On Sunday, 11 June 2017 at 18:01:41 UTC, Era Scarecrow wrote:
> On Sunday, 11 June 2017 at 08:52:37 UTC, deadalnix wrote:
>> I ended up doing my own. There are just no way to do it well without cent/ucent . Weka is running into the same problem for error correction.
>
>  And what timing, I just finished getting it working with assembly and compatible versions. Seems 5x slower rather than the dreaded 50, but that's from testing factorial up to 100 (200ms vs 1,200ms).
>
>  Anyways, here's how it is currently, most features are avaliable, need more tests and find occurrences where it doesn't work.
>
>  https://github.com/rtcvb32/Side-Projects/blob/master/scaledint.d
>
>  One note, to get the x86 assembly versions, use -version=Intel, I have it disabled so I can concentrate on the compatible version and switch between them on my machine. -debug includes a unittest that runs a factorial test

You misunderstood. We need cent/ucent supported by the compiler to get to larger integral types efficiently. There are no ways around it. There are a ton of operations such as the X86 MUL which are able to produce a large multiplication into 2 registers. There are no way to leverage theses without compiler provided cent/ucent.

On Monday, 12 June 2017 at 13:41:36 UTC, deadalnix wrote:
> You misunderstood. We need cent/ucent supported by the compiler to get to larger integral types efficiently. There are no ways around it. There are a ton of operations such as the X86 MUL which are able to produce a large multiplication into 2 registers. There are no way to leverage these without compiler provided cent/ucent.

 Agreed. But until larger types are natively avaliable (either by simulation built into the compiler or by hardware registers) you gotta work with what you got.

On Monday, 12 June 2017 at 15:41:03 UTC, Era Scarecrow wrote:
> On Monday, 12 June 2017 at 13:41:36 UTC, deadalnix wrote:
>> You misunderstood. We need cent/ucent supported by the compiler to get to larger integral types efficiently. There are no ways around it. There are a ton of operations such as the X86 MUL which are able to produce a large multiplication into 2 registers. There are no way to leverage these without compiler provided cent/ucent.
>
>  Agreed. But until larger types are natively avaliable (either by simulation built into the compiler or by hardware registers) you gotta work with what you got.

I work with SDC on that one. That's the only reasonable path forward.

On Saturday, 10 June 2017 at 19:40:47 UTC, Andrei Alexandrescu wrote:
> That's cool as long as the assembler is guarded by version(X_86) and has a portable alternative. Where's the code?

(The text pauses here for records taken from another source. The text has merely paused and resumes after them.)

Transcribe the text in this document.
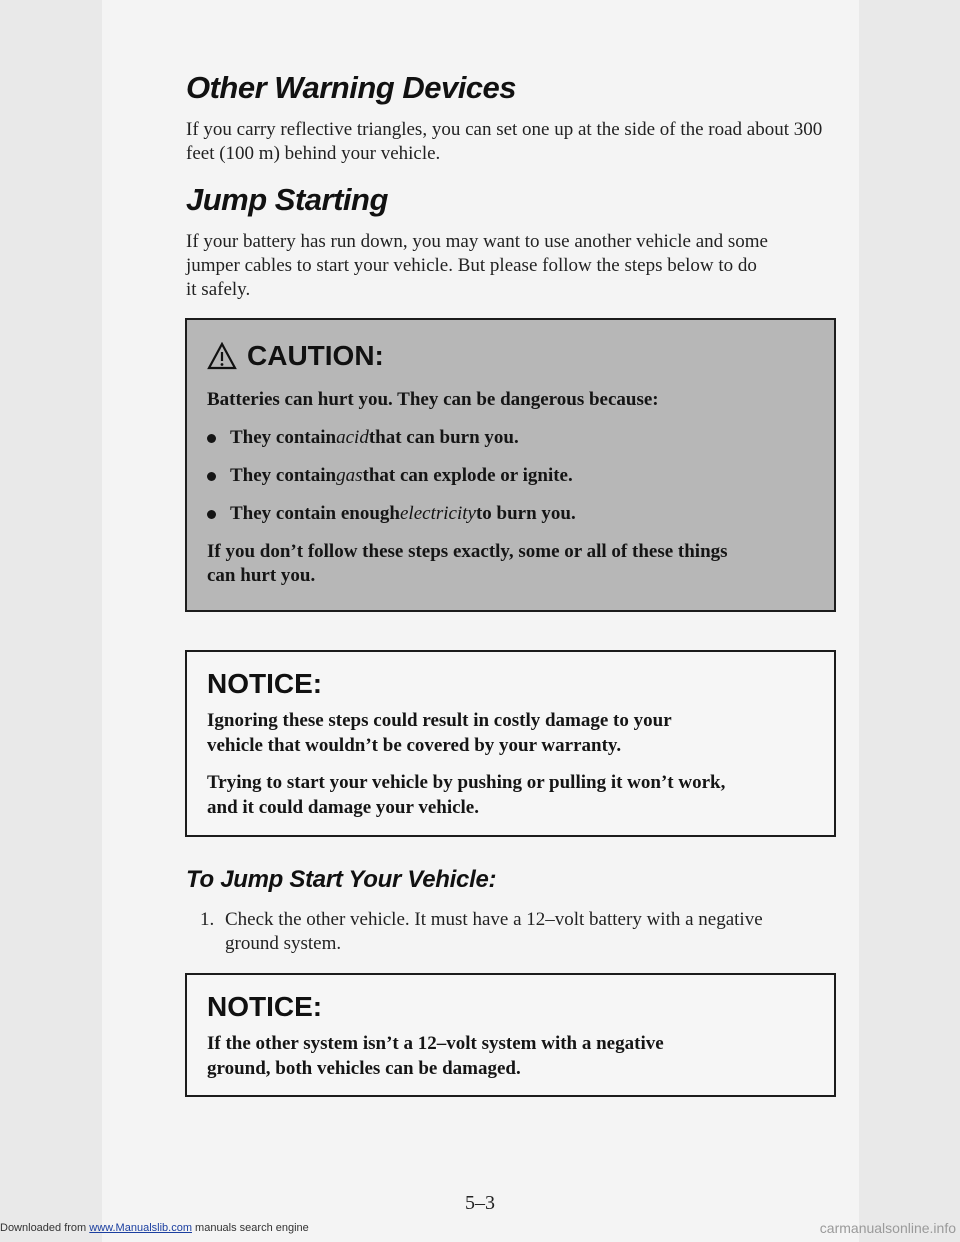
Other Warning Devices

If you carry reflective triangles, you can set one up at the side of the road about 300 feet (100 m) behind your vehicle.

Jump Starting
If your battery has run down, you may want to use another vehicle and some
jumper cables to start your vehicle. But please follow the steps below to do
it safely.
CAUTION:
Batteries can hurt you. They can be dangerous because:
They contain acid that can burn you.
They contain gas that can explode or ignite.
They contain enough electricity to burn you.
If you don’t follow these steps exactly, some or all of these things
can hurt you.
NOTICE:
Ignoring these steps could result in costly damage to your
vehicle that wouldn’t be covered by your warranty.
Trying to start your vehicle by pushing or pulling it won’t work,
and it could damage your vehicle.
To Jump Start Your Vehicle:
1. Check the other vehicle. It must have a 12–volt battery with a negative
ground system.
NOTICE:
If the other system isn’t a 12–volt system with a negative
ground, both vehicles can be damaged.
5–3
Downloaded from www.Manualslib.com manuals search engine	carmanualsonline.info
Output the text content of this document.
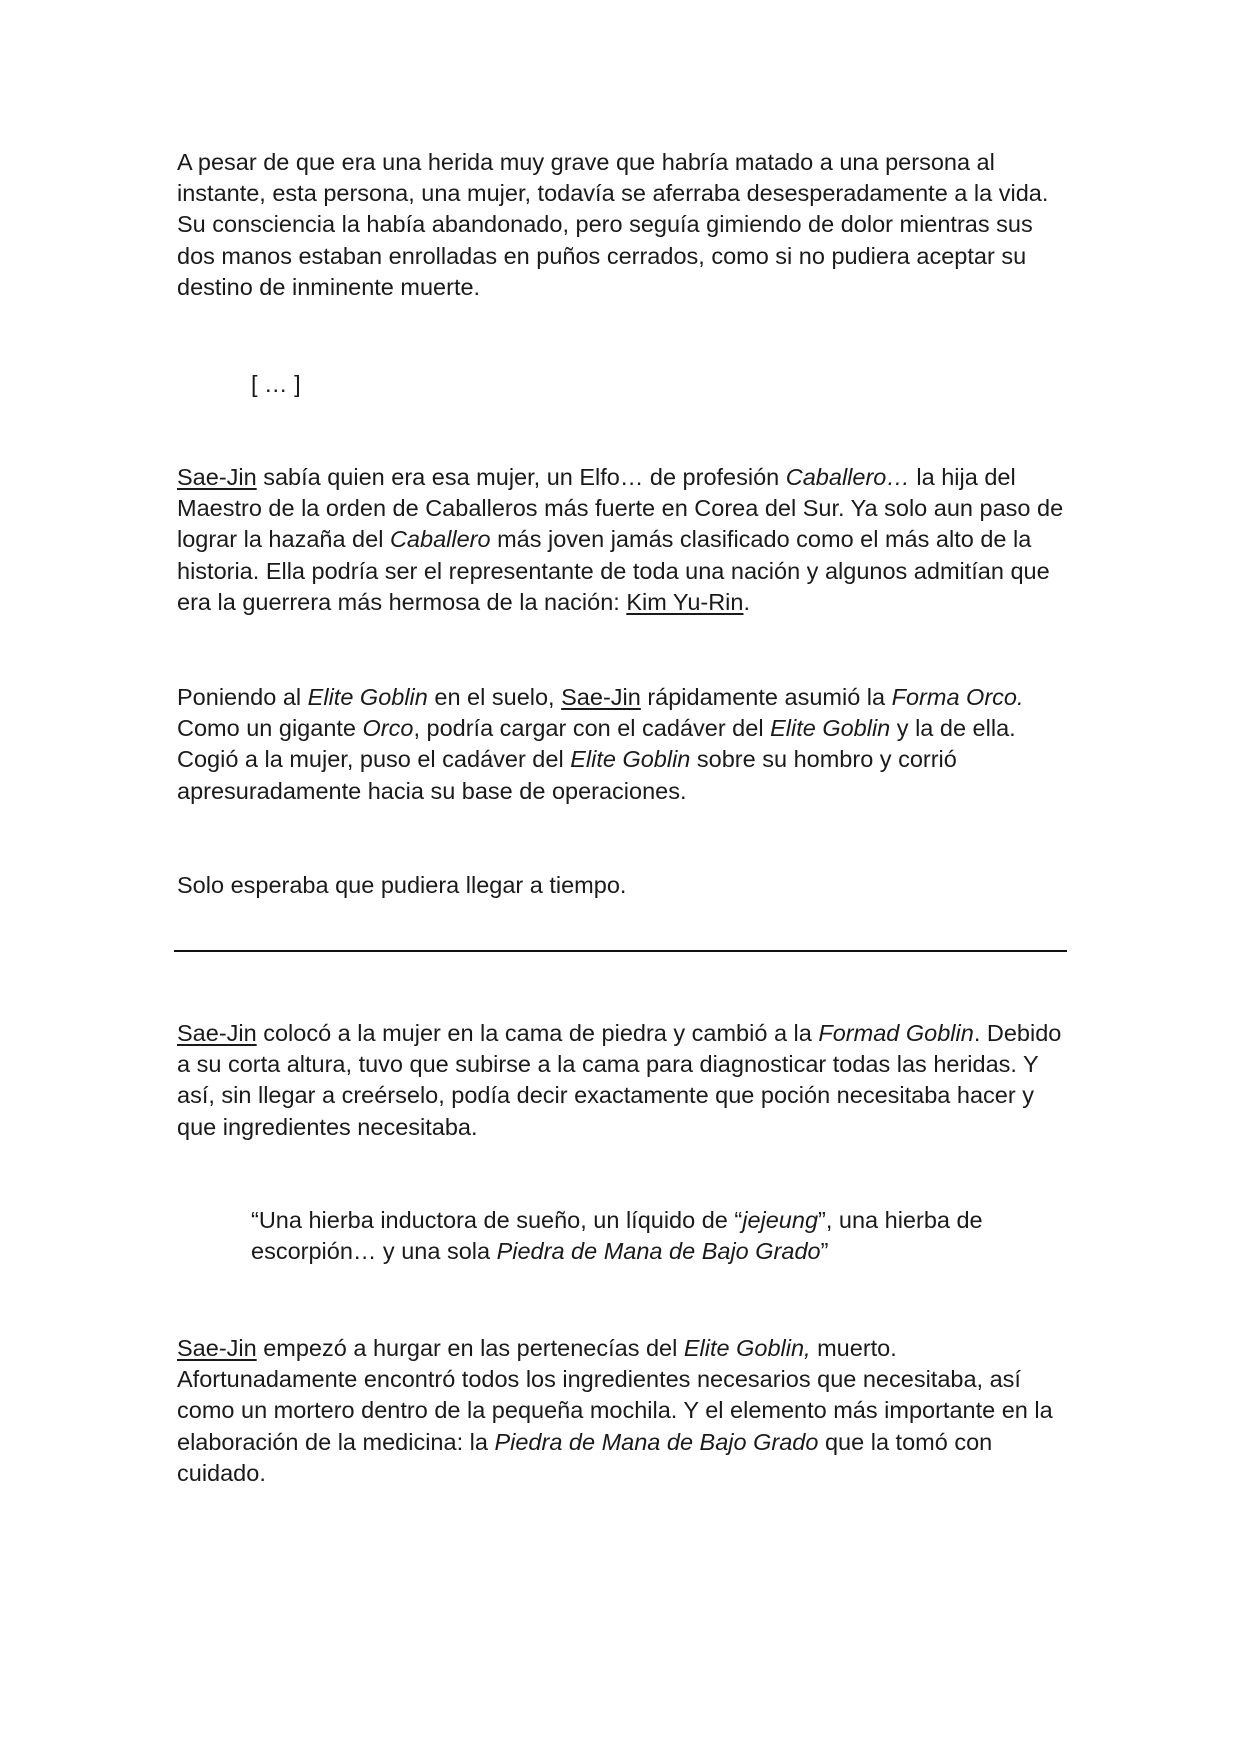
A pesar de que era una herida muy grave que habría matado a una persona al instante, esta persona, una mujer, todavía se aferraba desesperadamente a la vida. Su consciencia la había abandonado, pero seguía gimiendo de dolor mientras sus dos manos estaban enrolladas en puños cerrados, como si no pudiera aceptar su destino de inminente muerte.

[ … ]

Sae-Jin sabía quien era esa mujer, un Elfo… de profesión Caballero… la hija del Maestro de la orden de Caballeros más fuerte en Corea del Sur. Ya solo aun paso de lograr la hazaña del Caballero más joven jamás clasificado como el más alto de la historia. Ella podría ser el representante de toda una nación y algunos admitían que era la guerrera más hermosa de la nación: Kim Yu-Rin.

Poniendo al Elite Goblin en el suelo, Sae-Jin rápidamente asumió la Forma Orco. Como un gigante Orco, podría cargar con el cadáver del Elite Goblin y la de ella. Cogió a la mujer, puso el cadáver del Elite Goblin sobre su hombro y corrió apresuradamente hacia su base de operaciones.

Solo esperaba que pudiera llegar a tiempo.

Sae-Jin colocó a la mujer en la cama de piedra y cambió a la Formad Goblin. Debido a su corta altura, tuvo que subirse a la cama para diagnosticar todas las heridas. Y así, sin llegar a creérselo, podía decir exactamente que poción necesitaba hacer y que ingredientes necesitaba.

“Una hierba inductora de sueño, un líquido de “jejeung”, una hierba de escorpión… y una sola Piedra de Mana de Bajo Grado”

Sae-Jin empezó a hurgar en las pertenecías del Elite Goblin, muerto. Afortunadamente encontró todos los ingredientes necesarios que necesitaba, así como un mortero dentro de la pequeña mochila. Y el elemento más importante en la elaboración de la medicina: la Piedra de Mana de Bajo Grado que la tomó con cuidado.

 Should i do a pull request and push it under std.experimental? Also if it's going to get renamed to a better struct name, gotta decide that. I think ScaledInt is a bad name to describe what it really is.

 The code's about 50k...

 I could instead push for an alternative version if you'd like, rebuild from the skeleton of this code to put the assembly versions of add/sub/mul/div to handle any size, and the template would only generate code for how big the struct is and passing buffers around... might be cleaner that way. Would also be easier for ctfe to handle calling for statically known values at compile time...